TODAY IN HISTORY
On April 28, 1788, Maryland became the seventh state to ratify the Constitution.
In 1945, Italian dictator Benito Mussolini and his mistress, Clara Petacci, were executed by Italian partisans as they attempted to flee the country.
In 1952, war with Japan officially ended as a treaty signed in San Francisco the year before took effect.
In 1958, Vice President Richard Nixon and his wife, Pat, began a goodwill tour of Latin America that was marred by hostile mobs in Lima, Peru, and Caracas, Venezuela.
In 1967, heavyweight boxing champion Muhammad Ali was stripped of his title after he refused to be inducted into the armed forces.
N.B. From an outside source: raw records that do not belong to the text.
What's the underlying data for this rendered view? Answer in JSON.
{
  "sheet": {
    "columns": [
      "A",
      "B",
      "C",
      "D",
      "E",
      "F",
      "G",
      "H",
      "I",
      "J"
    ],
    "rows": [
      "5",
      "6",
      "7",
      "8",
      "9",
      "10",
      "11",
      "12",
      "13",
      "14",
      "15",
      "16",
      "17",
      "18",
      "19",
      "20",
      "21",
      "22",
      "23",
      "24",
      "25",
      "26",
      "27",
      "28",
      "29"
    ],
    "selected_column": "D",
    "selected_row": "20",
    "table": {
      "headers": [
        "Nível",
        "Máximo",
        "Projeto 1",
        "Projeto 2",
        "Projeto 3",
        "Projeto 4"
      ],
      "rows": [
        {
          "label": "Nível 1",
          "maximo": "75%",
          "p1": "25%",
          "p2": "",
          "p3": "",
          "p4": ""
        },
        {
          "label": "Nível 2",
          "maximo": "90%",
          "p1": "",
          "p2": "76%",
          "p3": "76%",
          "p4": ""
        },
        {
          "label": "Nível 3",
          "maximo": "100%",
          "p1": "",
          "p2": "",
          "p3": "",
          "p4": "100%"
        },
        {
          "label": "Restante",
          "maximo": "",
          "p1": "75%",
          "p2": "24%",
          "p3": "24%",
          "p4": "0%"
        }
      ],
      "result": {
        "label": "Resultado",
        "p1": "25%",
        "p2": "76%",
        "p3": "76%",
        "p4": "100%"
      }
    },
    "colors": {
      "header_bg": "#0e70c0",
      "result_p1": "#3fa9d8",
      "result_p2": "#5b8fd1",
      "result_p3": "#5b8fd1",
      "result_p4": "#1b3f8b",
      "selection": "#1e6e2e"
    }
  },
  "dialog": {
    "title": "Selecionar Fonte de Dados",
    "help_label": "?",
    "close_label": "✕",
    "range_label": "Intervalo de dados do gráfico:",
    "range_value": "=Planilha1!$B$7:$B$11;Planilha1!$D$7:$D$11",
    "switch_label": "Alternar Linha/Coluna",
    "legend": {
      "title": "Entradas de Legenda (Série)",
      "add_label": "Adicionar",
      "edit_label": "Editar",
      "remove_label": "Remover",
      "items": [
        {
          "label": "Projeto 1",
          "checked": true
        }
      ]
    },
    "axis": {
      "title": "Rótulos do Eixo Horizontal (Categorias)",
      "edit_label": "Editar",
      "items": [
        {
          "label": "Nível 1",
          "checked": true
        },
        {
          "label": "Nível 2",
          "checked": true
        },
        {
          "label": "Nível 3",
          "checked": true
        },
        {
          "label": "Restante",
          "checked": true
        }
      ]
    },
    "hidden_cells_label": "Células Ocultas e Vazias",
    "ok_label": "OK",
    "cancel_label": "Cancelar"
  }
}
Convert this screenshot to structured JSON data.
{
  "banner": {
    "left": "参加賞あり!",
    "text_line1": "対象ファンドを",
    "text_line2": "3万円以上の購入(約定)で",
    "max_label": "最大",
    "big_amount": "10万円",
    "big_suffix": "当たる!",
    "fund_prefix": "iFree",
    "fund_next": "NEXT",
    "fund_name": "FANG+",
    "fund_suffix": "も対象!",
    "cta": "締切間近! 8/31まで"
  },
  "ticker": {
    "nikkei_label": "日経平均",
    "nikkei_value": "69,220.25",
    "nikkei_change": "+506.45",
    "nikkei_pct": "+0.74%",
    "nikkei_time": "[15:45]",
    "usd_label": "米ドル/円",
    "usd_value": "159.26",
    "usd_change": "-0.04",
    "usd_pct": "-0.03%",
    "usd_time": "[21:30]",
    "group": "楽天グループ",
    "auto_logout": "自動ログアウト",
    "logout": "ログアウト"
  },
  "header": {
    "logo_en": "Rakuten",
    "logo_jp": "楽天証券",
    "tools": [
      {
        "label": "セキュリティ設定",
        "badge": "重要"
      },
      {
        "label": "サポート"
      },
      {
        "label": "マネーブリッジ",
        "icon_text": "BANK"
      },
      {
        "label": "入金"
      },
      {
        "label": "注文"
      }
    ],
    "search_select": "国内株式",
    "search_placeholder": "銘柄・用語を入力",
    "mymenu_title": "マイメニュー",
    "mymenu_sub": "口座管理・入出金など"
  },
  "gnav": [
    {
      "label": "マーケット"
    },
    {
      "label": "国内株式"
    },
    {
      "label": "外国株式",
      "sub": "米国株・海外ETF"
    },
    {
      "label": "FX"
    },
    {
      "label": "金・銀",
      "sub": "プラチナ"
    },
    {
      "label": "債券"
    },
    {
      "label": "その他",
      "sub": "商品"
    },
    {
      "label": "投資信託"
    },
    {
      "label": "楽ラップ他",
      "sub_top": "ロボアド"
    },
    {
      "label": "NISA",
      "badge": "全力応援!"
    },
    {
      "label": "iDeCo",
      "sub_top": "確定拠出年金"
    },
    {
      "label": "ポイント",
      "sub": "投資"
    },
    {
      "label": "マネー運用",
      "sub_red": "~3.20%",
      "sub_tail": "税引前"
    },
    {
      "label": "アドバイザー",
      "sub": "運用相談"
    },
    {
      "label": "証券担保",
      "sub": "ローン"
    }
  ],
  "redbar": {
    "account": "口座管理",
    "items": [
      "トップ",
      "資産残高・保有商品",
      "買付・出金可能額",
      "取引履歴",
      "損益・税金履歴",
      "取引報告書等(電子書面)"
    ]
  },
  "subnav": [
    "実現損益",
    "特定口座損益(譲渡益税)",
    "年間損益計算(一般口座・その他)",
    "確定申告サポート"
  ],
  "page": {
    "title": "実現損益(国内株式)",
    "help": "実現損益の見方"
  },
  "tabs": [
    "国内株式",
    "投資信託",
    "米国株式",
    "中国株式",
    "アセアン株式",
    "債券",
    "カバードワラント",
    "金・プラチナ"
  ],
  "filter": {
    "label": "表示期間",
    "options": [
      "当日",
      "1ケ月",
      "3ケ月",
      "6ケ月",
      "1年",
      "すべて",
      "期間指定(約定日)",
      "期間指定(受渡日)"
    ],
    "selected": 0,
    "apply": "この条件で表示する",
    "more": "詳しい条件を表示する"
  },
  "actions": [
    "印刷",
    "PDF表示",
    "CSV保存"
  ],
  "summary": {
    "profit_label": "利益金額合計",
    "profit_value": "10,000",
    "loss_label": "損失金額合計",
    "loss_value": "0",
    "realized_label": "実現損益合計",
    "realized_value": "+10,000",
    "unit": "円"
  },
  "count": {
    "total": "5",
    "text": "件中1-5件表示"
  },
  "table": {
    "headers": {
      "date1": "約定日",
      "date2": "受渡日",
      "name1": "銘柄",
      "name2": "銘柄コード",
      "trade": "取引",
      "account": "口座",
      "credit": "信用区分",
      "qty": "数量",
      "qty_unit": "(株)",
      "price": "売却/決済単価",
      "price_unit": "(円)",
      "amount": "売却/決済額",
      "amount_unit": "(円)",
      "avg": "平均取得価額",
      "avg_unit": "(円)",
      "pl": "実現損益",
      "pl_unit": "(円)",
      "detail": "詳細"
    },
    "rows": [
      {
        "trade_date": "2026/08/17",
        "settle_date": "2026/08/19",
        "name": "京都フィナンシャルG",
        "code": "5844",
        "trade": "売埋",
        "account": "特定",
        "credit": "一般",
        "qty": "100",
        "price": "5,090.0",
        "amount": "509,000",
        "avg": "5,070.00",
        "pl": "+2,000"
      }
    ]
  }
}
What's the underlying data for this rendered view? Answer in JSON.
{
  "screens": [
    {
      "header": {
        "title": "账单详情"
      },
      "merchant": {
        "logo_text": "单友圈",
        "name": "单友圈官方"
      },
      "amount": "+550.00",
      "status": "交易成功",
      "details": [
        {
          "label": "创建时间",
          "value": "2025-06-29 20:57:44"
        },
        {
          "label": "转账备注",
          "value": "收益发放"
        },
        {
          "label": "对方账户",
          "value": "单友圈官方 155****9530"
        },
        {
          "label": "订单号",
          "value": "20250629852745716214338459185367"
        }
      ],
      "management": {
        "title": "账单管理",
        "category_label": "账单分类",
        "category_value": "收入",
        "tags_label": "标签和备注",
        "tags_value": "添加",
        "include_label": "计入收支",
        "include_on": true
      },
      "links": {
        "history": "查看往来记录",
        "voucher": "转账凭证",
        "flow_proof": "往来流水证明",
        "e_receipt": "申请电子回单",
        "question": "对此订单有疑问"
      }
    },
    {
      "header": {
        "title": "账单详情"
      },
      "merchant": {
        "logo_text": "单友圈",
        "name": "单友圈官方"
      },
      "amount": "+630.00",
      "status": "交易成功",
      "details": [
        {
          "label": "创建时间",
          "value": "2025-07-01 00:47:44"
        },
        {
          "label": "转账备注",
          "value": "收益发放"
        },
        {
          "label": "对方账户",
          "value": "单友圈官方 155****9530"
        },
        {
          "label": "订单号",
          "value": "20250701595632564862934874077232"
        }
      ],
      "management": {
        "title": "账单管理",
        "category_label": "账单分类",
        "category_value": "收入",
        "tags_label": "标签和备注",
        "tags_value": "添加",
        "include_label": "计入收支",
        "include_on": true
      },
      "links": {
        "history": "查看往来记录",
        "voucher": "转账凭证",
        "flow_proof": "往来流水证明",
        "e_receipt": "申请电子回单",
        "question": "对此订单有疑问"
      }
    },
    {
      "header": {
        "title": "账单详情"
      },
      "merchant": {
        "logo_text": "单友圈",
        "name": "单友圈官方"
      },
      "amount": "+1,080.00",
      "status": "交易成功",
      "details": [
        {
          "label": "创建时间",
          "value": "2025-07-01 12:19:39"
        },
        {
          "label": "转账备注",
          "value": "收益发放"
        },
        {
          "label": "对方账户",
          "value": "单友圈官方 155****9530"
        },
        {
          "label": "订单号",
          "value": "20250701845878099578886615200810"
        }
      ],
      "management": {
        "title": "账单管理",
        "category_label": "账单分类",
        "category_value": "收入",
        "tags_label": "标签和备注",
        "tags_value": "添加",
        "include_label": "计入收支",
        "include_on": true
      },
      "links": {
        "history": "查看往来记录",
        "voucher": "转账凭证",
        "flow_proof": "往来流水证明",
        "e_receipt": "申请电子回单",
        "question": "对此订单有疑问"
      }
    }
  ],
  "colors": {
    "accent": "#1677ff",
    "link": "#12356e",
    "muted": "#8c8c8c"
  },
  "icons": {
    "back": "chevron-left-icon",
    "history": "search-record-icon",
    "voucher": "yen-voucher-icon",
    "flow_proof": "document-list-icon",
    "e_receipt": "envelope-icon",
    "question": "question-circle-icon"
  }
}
In 1980, President Jimmy Carter accepted the resignation of Secretary of State Cyrus R. Vance, who had opposed the failed rescue mission aimed at freeing American hostages in Iran. (Vance was succeeded by Edmund Muskie.)
In 1986, the USSR informed the world of the nuclear disaster at Chernobyl.
In 1988, a flight attendant was killed and more than 60 persons injured when part of the roof of an Aloha Airlines Boeing 737 tore off during a flight from Hilo to Honolulu.
In 1994, former CIA official Aldrich Ames, who had passed U.S. secrets to the Soviet Union and then Russia, pleaded guilty to espionage and tax evasion, and was sentenced to life in prison without parole.
In 2001, a Russian rocket lifted off from Central Asia bearing the first space tourist and two cosmonauts on a journey to the international space station.
In 2010, Coast Guard Rear Adm. Mary Landry said a massive oil spill in the Gulf of Mexico was worse than officials had believed.